Yes. Every large Python codebase added type hints. JavaScript ecosystems have migrated en masse to TypeScript. Ruby and Elixir picked up gradual typing. The dynamic camp didn't lose because dynamic was wrong — it lost because the cost of guessing what result contains at line 4000 of a project is greater than the cost of writing result: dict[str, list[User]] once. The remaining honest argument is gradual vs full static, not dynamic vs static.

Where exactly does runtime validation pay back?

At every boundary where data enters your process from outside: HTTP requests, queue messages, file reads, LLM responses, database results, CLI arguments. Inside your process, static types are cheaper (they cost zero at runtime); outside your process, types are aspirational unless you re-check.
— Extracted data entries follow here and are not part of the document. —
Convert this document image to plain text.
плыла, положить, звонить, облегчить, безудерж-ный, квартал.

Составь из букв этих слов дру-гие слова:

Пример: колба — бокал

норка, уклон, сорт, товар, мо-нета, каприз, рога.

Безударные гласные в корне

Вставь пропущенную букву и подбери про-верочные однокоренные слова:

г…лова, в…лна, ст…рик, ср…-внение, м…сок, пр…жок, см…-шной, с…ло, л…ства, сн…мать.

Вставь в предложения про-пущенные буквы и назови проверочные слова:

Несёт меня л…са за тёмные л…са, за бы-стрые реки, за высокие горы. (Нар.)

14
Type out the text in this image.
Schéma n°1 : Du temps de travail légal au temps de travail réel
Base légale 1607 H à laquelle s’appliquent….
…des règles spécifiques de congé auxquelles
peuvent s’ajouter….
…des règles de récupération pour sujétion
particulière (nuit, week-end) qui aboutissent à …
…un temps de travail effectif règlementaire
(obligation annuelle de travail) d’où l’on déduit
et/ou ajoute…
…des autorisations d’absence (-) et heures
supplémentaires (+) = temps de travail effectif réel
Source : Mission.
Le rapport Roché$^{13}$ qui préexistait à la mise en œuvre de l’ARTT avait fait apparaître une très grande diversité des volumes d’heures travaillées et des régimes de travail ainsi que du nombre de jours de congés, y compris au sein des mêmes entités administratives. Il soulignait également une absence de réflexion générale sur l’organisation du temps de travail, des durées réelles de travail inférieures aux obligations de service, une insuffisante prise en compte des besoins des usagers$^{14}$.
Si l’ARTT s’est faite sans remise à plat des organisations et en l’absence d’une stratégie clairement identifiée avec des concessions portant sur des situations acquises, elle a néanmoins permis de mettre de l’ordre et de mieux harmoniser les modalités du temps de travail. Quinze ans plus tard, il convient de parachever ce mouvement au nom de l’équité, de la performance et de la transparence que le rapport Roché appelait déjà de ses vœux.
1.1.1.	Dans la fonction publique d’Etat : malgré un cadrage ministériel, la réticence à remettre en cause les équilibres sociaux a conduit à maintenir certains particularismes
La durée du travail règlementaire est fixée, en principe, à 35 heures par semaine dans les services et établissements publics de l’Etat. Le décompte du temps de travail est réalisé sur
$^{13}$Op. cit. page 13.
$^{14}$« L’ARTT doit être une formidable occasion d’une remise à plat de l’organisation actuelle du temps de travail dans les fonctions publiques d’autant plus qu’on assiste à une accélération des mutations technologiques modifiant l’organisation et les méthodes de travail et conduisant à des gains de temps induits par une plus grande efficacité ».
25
Pydantic and Zod live at those boundaries — convert untyped bytes into typed objects at the door, then trust the static type checker the rest of the way.

What changed when LLMs entered the picture?

LLM outputs became another untrusted boundary. A model claiming to return {action: 'sell', amount: 100} might return {action: 'sell', amount: '100'}, or {Action: 'sell'}, or freeform prose. Function calling and structured-output APIs use schemas (JSON Schema, Pydantic models, Zod) to constrain the model AND validate the output. The same type system that powers your HTTP layer now powers your LLM layer; the boundary just got wider.